Que faire alors face à Poutine?
La guerre en Ukraine est en train de s’éterniser, avec un nombre effroyable de morts de part et d’autre. Que cela choque ou non, pour arrêter cette tragédie, il faudra ouvrir une négociation avec Poutine, en sachant qu’il doit sortir la tête haute. La question est de savoir jusqu’où le compromis doit aller.
Le dossier ukrainien a renforcé le mouvement des non-alignés qui compte l’Inde ou encore la Turquie. L’Occident doit-il s’en inquiéter?
La consolidation de ce mouvement et la crise de la démographie en Europe signent la fin de la domination occidentale. Certains des non-alignés voient dans ce rééquilibrage la satisfaction d’observer ces Occidentaux qui les ont dominés, colonisés, se dépêtrer dans leurs problèmes.
Y a-t-il un risque pour l’unité européenne?
Cette unité a-t-elle vraiment déjà existé? Je vois poindre un nombre croissant de rivalités au sein des États membres. Face à la guerre en Ukraine, l’Europe s’est davantage retranchée derrière l’Otan. La Pologne et les pays Baltes iront-ils jusqu’à soutenir les États-Unis dans leur conflit avec la Chine? Emmanuel Macron a rappelé que l’Europe doit, vis-à-vis de la première puissance mondiale, être alliée mais non alignée. De plus, la consolidation de l’Otan ne pousse pas le Vieux Continent à combler l’insuffisance de ses moyens militaires.
Ce manque vient s’ajouter à l’absence de vue commune des États membres sur les conflits à venir. Que se passera-t-il si la Turquie attaque la Grèce? La France honorera son traité signé avec Athènes. Que fera l’Allemagne avec les deux millions de Turcs sur son territoire? Les tensions énergétiques et économiques ne manqueront pas. Avec l’arrêt du gaz, comment les Allemands, qui sont loin d’être tous antirusses, vont-ils réagir à la venue du froid et au constat qu’une partie de leur industrie est paralysée?

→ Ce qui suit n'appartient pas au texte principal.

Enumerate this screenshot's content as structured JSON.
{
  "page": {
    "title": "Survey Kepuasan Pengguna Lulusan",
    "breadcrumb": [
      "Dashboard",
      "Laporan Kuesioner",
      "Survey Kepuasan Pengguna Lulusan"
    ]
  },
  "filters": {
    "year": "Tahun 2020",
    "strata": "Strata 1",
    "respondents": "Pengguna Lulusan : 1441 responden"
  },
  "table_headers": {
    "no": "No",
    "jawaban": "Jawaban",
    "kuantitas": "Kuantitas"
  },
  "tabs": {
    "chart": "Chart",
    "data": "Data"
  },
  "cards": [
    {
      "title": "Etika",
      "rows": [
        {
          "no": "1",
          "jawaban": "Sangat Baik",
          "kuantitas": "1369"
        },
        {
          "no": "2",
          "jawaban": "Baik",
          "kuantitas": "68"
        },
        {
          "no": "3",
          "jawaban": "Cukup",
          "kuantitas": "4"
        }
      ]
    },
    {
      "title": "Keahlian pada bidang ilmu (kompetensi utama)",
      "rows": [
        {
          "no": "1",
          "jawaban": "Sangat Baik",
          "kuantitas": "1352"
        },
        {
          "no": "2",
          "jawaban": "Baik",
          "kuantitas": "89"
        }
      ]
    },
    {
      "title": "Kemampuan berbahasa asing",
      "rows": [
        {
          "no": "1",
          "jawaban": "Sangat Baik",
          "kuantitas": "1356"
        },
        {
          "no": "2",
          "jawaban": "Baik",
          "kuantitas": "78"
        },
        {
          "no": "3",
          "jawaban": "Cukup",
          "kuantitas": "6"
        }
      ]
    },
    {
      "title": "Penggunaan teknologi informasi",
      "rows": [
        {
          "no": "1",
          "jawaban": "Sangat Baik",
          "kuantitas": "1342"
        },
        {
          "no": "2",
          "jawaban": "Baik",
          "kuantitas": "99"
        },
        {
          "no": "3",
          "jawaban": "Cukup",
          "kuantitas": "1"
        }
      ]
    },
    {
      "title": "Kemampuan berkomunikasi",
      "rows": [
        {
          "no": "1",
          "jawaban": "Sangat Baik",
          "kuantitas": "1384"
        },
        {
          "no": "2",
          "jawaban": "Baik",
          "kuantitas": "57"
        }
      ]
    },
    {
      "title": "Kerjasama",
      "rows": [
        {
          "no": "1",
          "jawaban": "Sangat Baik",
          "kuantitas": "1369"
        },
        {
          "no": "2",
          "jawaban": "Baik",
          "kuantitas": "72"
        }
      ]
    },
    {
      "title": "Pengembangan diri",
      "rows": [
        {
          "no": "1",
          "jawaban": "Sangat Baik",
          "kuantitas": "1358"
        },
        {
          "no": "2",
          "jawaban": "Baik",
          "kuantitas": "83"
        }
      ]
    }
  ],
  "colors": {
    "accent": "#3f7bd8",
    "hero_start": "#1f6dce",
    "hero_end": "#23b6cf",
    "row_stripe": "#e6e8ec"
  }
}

Quel est l’avenir du diplomate après la suppression de son corps?
Cette décision ne répond pas à l’impératif de réarmer la diplomatie. La suppression du corps préfectoral et du corps diplomatique illustre le «en même temps» d’Emmanuel Macron qui, bien que centralisateur, n’adopte pas la vision traditionnelle de l’État. Sa logique de start-up le conduit à penser qu’à partir d’un panel de personnalités susceptibles d’être diplomates, sortira naturellement le meilleur pour le poste. Le problème est que sur près de 160 ambassades, 120 sont invivables aujourd’hui car implantées dans des pays à risque. Ce sera toujours facile de trouver des candidats non diplomates qui veulent partir à New York ou à Londres. À Bujumbura ou à Kaboul, ce sera plus compliqué.